アリスは気をはる必要を感じずに首を傾げた。
「ええ、ハース様でもいいですわ! 私、お二人の純愛を認めようと思いますの!」
アリスは耳を赤らめて首を傾げ、ハースは訝しそうにメルルを見た。
「なぜ?」
ハースの言葉に、メルルが拳を握る。
「私が見る限り、お二人は純愛だからですわ!」
力強く言い切ったメルルは、本気のようだ。
アリスはぽかん、と口を開ける。
ハースはメルルを見る目を細めた。
なぜか不穏な空気が漂い始める。
「なぜ、メルル嬢に認められる必要がある?」
その声は、絶対零度だ。
耳をそばだてていた学院生たちは、ぶるりと体を震わせた。
どうか平和に戻りますように、と心から念じ始めた。そして、我関せずの態度を続行した。
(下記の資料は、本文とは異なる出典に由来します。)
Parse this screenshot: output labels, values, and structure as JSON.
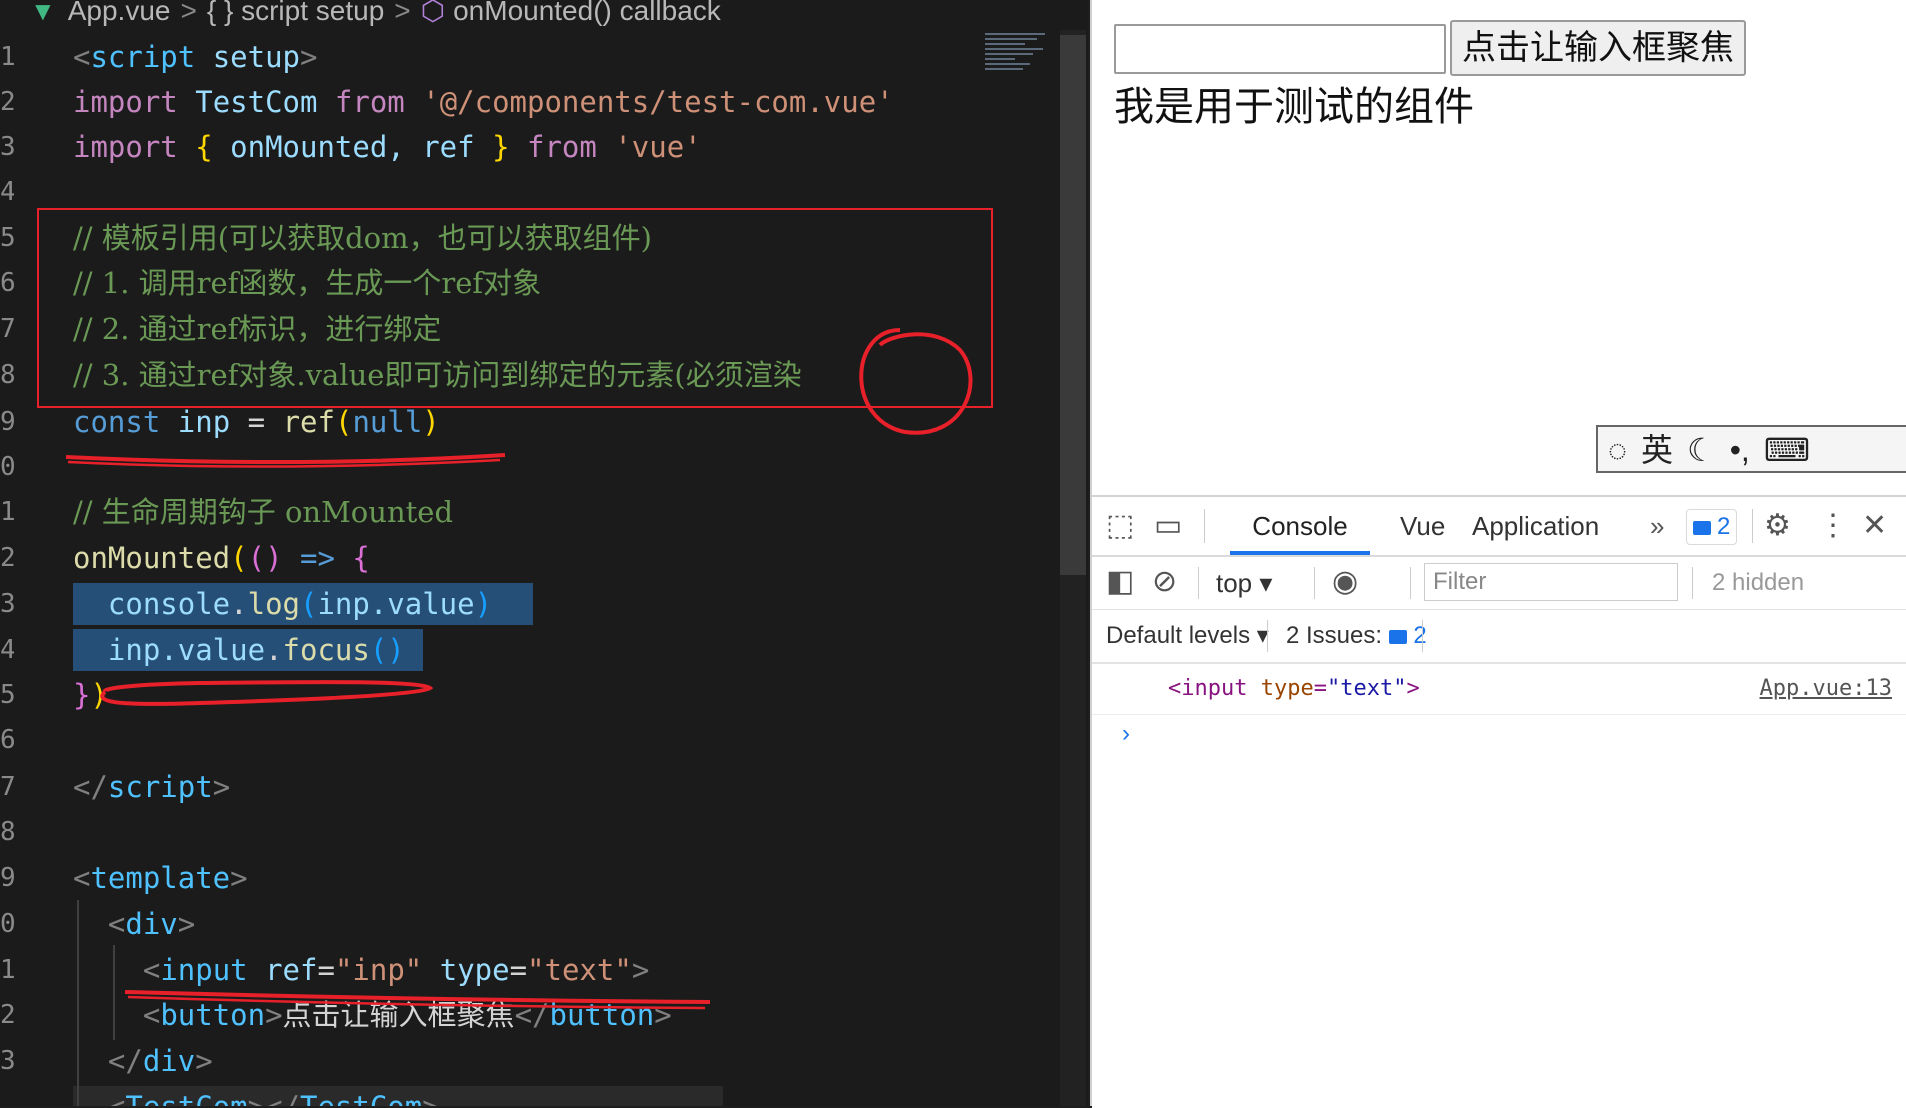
{
  "editor": {
    "breadcrumb": {
      "file": "App.vue",
      "section": "{ } script setup",
      "symbol": "onMounted() callback"
    },
    "line_numbers": [
      "1",
      "2",
      "3",
      "4",
      "5",
      "6",
      "7",
      "8",
      "9",
      "0",
      "1",
      "2",
      "3",
      "4",
      "5",
      "6",
      "7",
      "8",
      "9",
      "0",
      "1",
      "2",
      "3"
    ],
    "code": {
      "script_open_tag": "script",
      "script_open_attr": "setup",
      "import1_kw": "import",
      "import1_name": "TestCom",
      "import1_from": "from",
      "import1_path": "'@/components/test-com.vue'",
      "import2_kw": "import",
      "import2_names": "onMounted, ref",
      "import2_from": "from",
      "import2_path": "'vue'",
      "comment1": "// 模板引用(可以获取dom，也可以获取组件)",
      "comment2": "// 1. 调用ref函数，生成一个ref对象",
      "comment3": "// 2. 通过ref标识，进行绑定",
      "comment4": "// 3. 通过ref对象.value即可访问到绑定的元素(必须渲染",
      "const_kw": "const",
      "const_name": "inp",
      "const_fn": "ref",
      "const_arg": "null",
      "comment5": "// 生命周期钩子 onMounted",
      "onmounted_fn": "onMounted",
      "log_obj": "console",
      "log_fn": "log",
      "log_arg": "inp.value",
      "focus_obj": "inp.value",
      "focus_fn": "focus",
      "script_close_tag": "script",
      "template_tag": "template",
      "div_tag": "div",
      "input_tag": "input",
      "input_attr_ref": "ref",
      "input_attr_ref_val": "\"inp\"",
      "input_attr_type": "type",
      "input_attr_type_val": "\"text\"",
      "button_tag": "button",
      "button_text": "点击让输入框聚焦",
      "div_close_tag": "div",
      "testcom_tag": "TestCom"
    }
  },
  "browser": {
    "button_label": "点击让输入框聚焦",
    "component_text": "我是用于测试的组件",
    "ime": {
      "lang": "英"
    },
    "devtools": {
      "tabs": [
        "Console",
        "Vue",
        "Application"
      ],
      "issues_badge_count": "2",
      "context": "top",
      "filter_placeholder": "Filter",
      "hidden_count": "2 hidden",
      "levels": "Default levels",
      "issues_label": "2 Issues:",
      "issues_count": "2",
      "console_output": {
        "tag": "input",
        "attr": "type",
        "value": "\"text\"",
        "source": "App.vue:13"
      }
    }
  },
  "colors": {
    "annotation_red": "#e8202a",
    "selection": "#264f78",
    "devtools_accent": "#1a73e8"
  }
}
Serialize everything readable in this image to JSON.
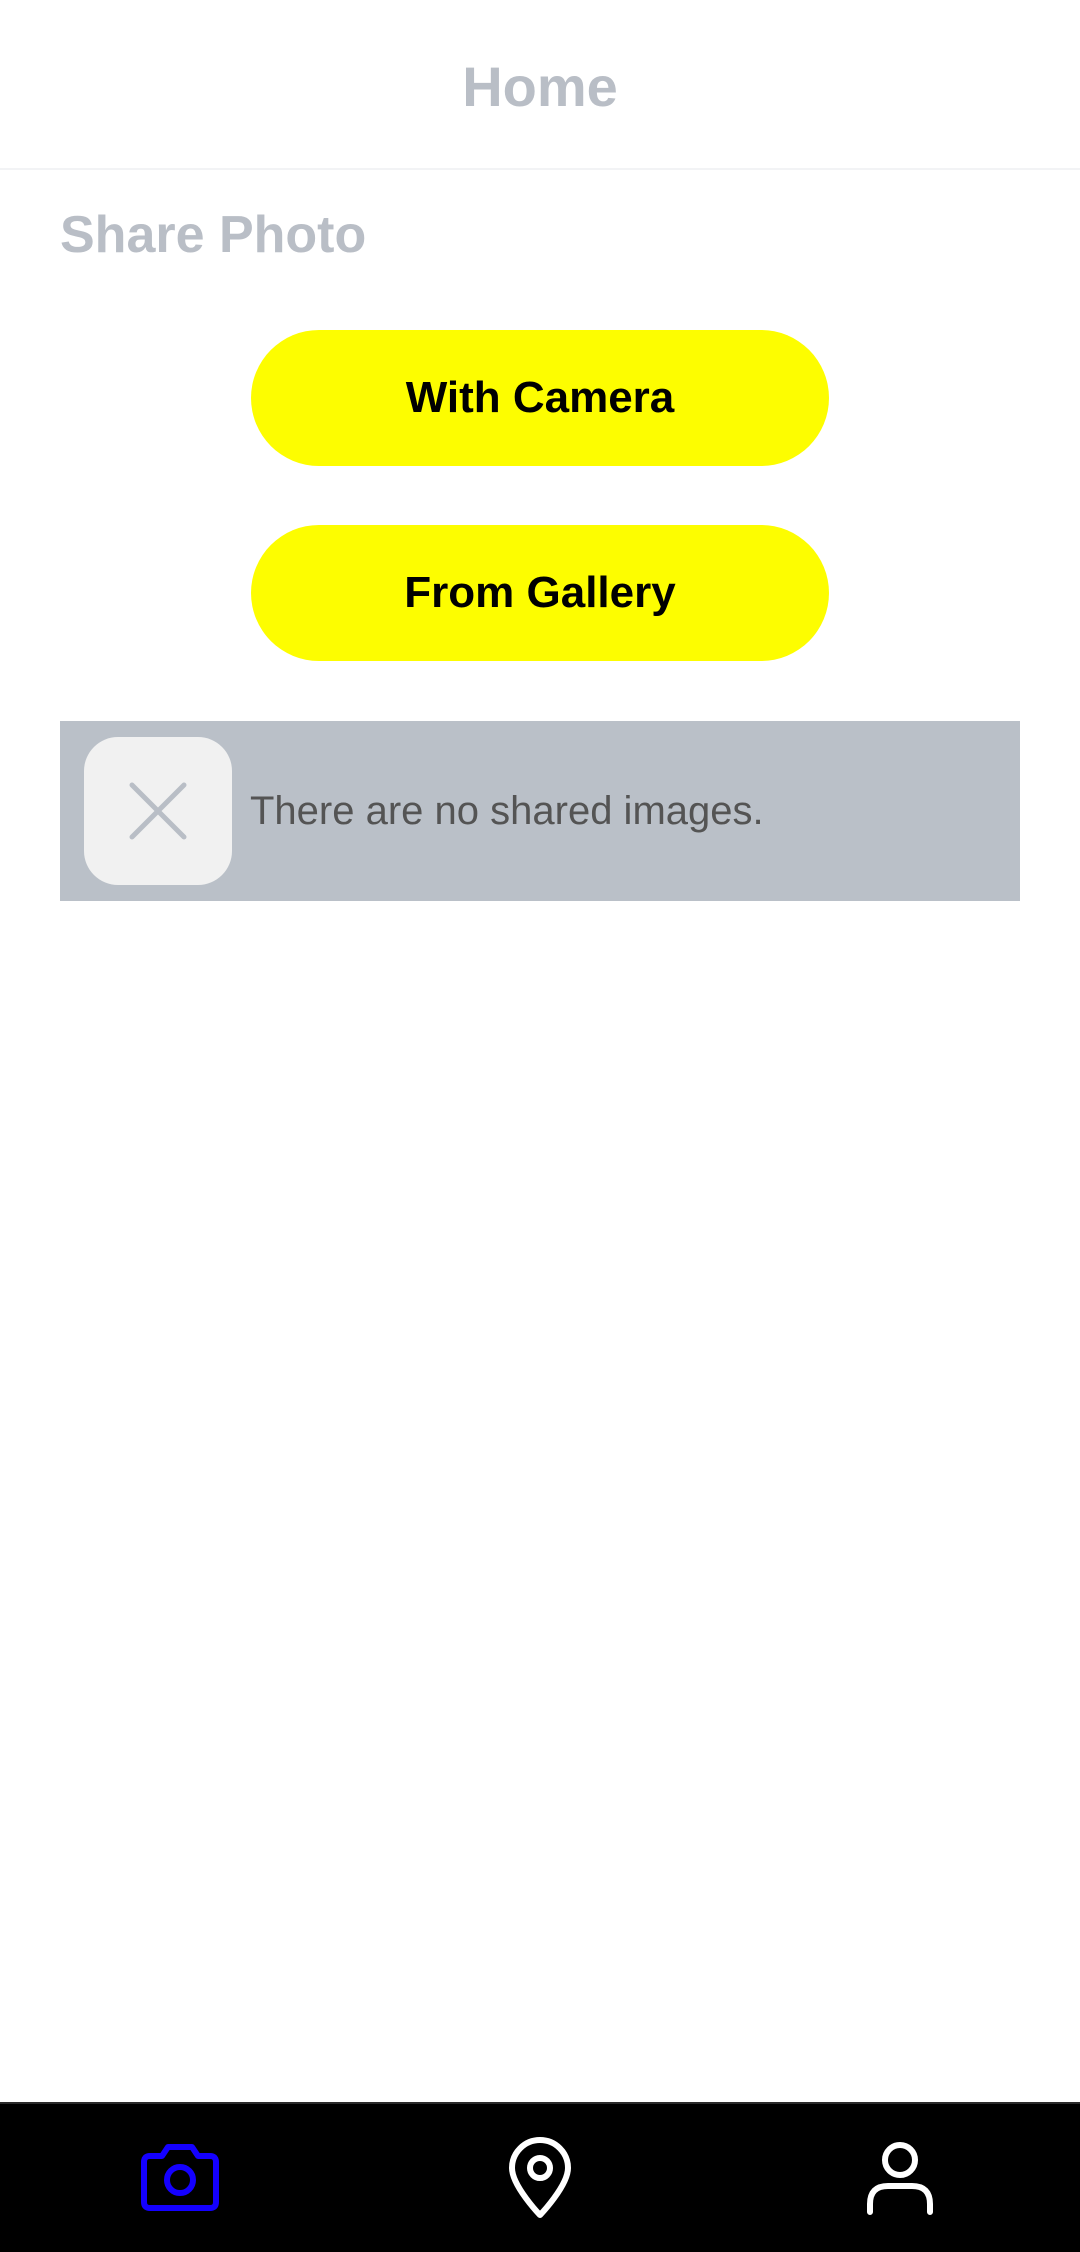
{
  "header": {
    "title": "Home"
  },
  "share": {
    "title": "Share Photo",
    "camera_label": "With Camera",
    "gallery_label": "From Gallery"
  },
  "empty_state": {
    "icon": "close-icon",
    "message": "There are no shared images."
  },
  "bottom_nav": {
    "items": [
      {
        "icon": "camera-icon",
        "active": true
      },
      {
        "icon": "map-pin-icon",
        "active": false
      },
      {
        "icon": "user-icon",
        "active": false
      }
    ]
  },
  "colors": {
    "button_yellow": "#fdfd00",
    "title_gray": "#b9bec6",
    "card_gray": "#bac0c8",
    "nav_active": "#1400ff",
    "nav_inactive": "#ffffff",
    "nav_background": "#000000"
  }
}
「アリス様! 本当にお二人は素晴らしいわ! 私、これが純愛と言うのだと、ようやく理解したんですの!」
メルルは続ける。どうやらハースの様子など目に入っていないようだった。
ハースたちの周辺の温度が下がる。
アリスは困った顔でハースを見ている。
「メルル嬢、アーディン侯爵に手紙を書こう」
ハースが冷たく言い放つ。
メルルも流石に父親の名前を出されて、おののく。
「一体何を書くつもりなの?!」
「頭がイカレテいるようだから、幽閉するのをお勧めすると」
淡々とハースは告げた。
「やめて! やめてよ! またそんな手紙が来たら、ほんとうに幽閉されちゃう!」
メルルが焦る。
「では、我々の関係に口を出すのは辞めてもらえるかな? 前にも言ったと思うんだが」
「わ、わかったわ。……でも、本当のことなのに!」
悔しそうにメルルが去って行く。
困った表情のアリスが、ハースの服をつつく。
「どうして怒ったの?」
ハースがムッとした顔でアリスを見る。
「どうして、メルル嬢に俺たちの関係を認められる必要があるんだ?」
「……そうね」
アリスが困ったように微笑む。
「それに、俺たちが純愛なのは、いちいち言わなくても分かり切った事だ」
「……そうかしら」
アリスが顔を赤らめて首を傾げる。
「それに、だ!」
ハースの語気が強まる。
「せっかくのアリスとの時間を3回も邪魔されたんだ! 3回目だ! 許せるわけがない!」
なるほど、と周りの学園生たちは心の中で頷いた。